“Self-Deluded Preciousness”
This op-ed from the Times of London is positively scathing. Mick Hume, who confesses to being quite an active protester during the 1980s, dissects the climate-protesting clowns of August who recently made pests of themselves at London's Heathrow airport. He is absolutely merciless.
The news has been full of spokespersons from the Camp for Climate Action at Heathrow comparing their campaign of direct action with noble struggles of the past. One summed up the camp’s aims as being “to show it’s possible and pleasurable to live sustainably” (the joys of the composting toilet), and “to show that non-violent direct action works. Civil disobedience has in the past led to things like black people getting the vote.”

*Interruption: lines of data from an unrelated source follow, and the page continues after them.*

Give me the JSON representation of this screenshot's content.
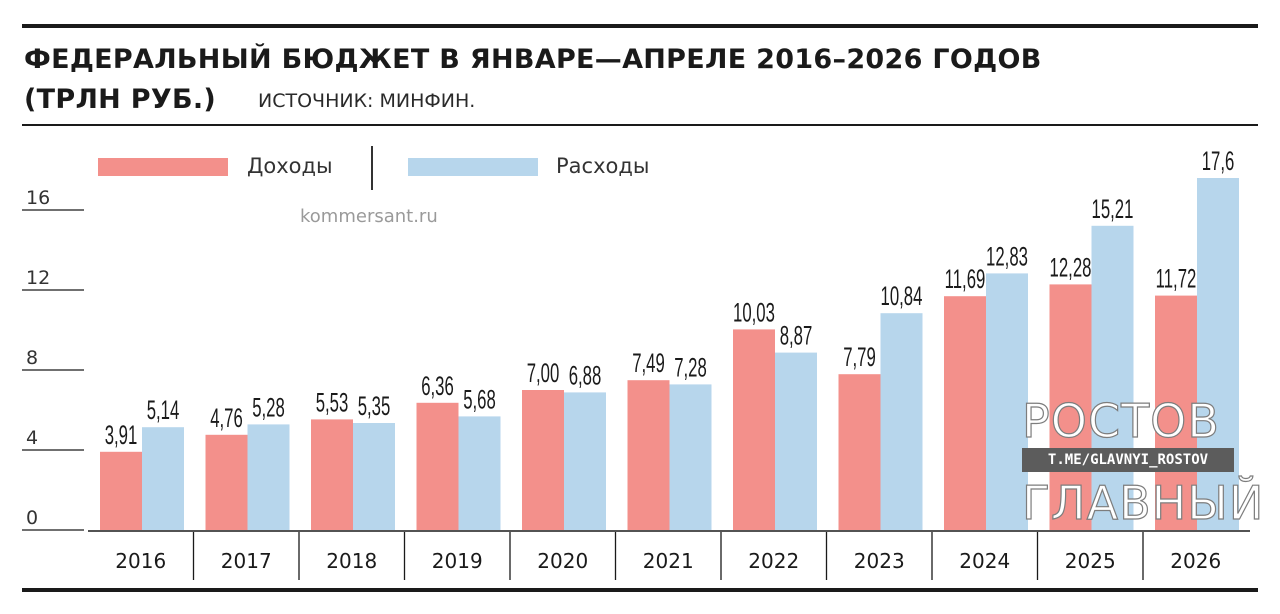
{
  "chart_data": {
    "type": "bar",
    "title": "ФЕДЕРАЛЬНЫЙ БЮДЖЕТ В ЯНВАРЕ—АПРЕЛЕ 2016–2026 ГОДОВ",
    "subtitle": "(ТРЛН РУБ.)",
    "source": "ИСТОЧНИК: МИНФИН.",
    "categories": [
      "2016",
      "2017",
      "2018",
      "2019",
      "2020",
      "2021",
      "2022",
      "2023",
      "2024",
      "2025",
      "2026"
    ],
    "series": [
      {
        "name": "Доходы",
        "color": "#f3908b",
        "values": [
          3.91,
          4.76,
          5.53,
          6.36,
          7.0,
          7.49,
          10.03,
          7.79,
          11.69,
          12.28,
          11.72
        ]
      },
      {
        "name": "Расходы",
        "color": "#b7d6ec",
        "values": [
          5.14,
          5.28,
          5.35,
          5.68,
          6.88,
          7.28,
          8.87,
          10.84,
          12.83,
          15.21,
          17.6
        ]
      }
    ],
    "value_labels": {
      "Доходы": [
        "3,91",
        "4,76",
        "5,53",
        "6,36",
        "7,00",
        "7,49",
        "10,03",
        "7,79",
        "11,69",
        "12,28",
        "11,72"
      ],
      "Расходы": [
        "5,14",
        "5,28",
        "5,35",
        "5,68",
        "6,88",
        "7,28",
        "8,87",
        "10,84",
        "12,83",
        "15,21",
        "17,6"
      ]
    },
    "y_ticks": [
      0,
      4,
      8,
      12,
      16
    ],
    "ylim": [
      0,
      18
    ],
    "xlabel": "",
    "ylabel": "",
    "grid": false,
    "legend_position": "top-left"
  },
  "watermarks": {
    "site": "kommersant.ru",
    "channel_top": "РОСТОВ",
    "channel_link": "T.ME/GLAVNYI_ROSTOV",
    "channel_bottom": "ГЛАВНЫЙ"
  }
}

Grow up and get an education. The campaign against Heathrow expansion bears no comparison to those that led to “things like black people getting the vote”. Direct action is neither good nor bad in principle. It is just a tactic, used by all manner of protest movements. What matters most are the political aims and outlook informing the protests.
In the past, direct action was employed by people fighting to defend their own interests – working people struggling for jobs and better pay, women demanding the vote, black people seeking civil rights. The pursuit of self-interest was the driving force for political change. Others such as we on the Left supported their struggles, but we acted in solidarity, not as self-appointed substitutes for the miners or disadvantaged minorities.
Today, by contrast, to take political action in your own interests seems frowned upon as greedy, even sleazy. Instead, the Heathrow protesters insist that they are acting altruistically “on behalf of” others, speaking for the “voiceless” – the poor of the developing world, unborn generations, or simply the planet.
His most cutting remarks are for the clowns themselves:
The “grassroots” protest movement at Heathrow turns out to be an egotistical posture from self-appointed saviours who imagine that they are floating above the ignorant masses, acting for the planet. It might seem odd that such high-profile protests take place at a time of low-level interest in politics. In fact they are two sides of the same coin. Gestures of disengaged direct action, such as occupying the BAA car park in the middle of the night, are not trying to win an argument with anybody. They are media stunts designed to demonstrate that the protesters are parked on the side of the angels, armed with the (self) righteous sword of “peer-reviewed science” to smite anybody in their path.
This apparent taste for the dictatorship of an expert elite over the great unaware might be rather sinister if we took them seriously. But despite the high-minded declarations, these protesters are only playing at politics. There were not many clown outfits in evidence among the Sunday-best suits on the 1963 March on Washington.
Yet such are the rising levels of self-deluded preciousness among the protesters that some seem to believe they were subjected to historic levels of police oppression, because some officers “acted aggressively”.
The self-righteousness of the protesters is so thick you could cut it with a knife. Completely unacknowledged by the clowns is that most of the so-called carbon mitigation schemes are either of questionable use, no use at all or downright disastrous. And all of them will fail utterly unless China and India curb their emissions - which neither seem inclined to do. And the clowns are also not addressing the real impact on the people of the less developed nations, especially if the global economy stalls and food prices skyrocket.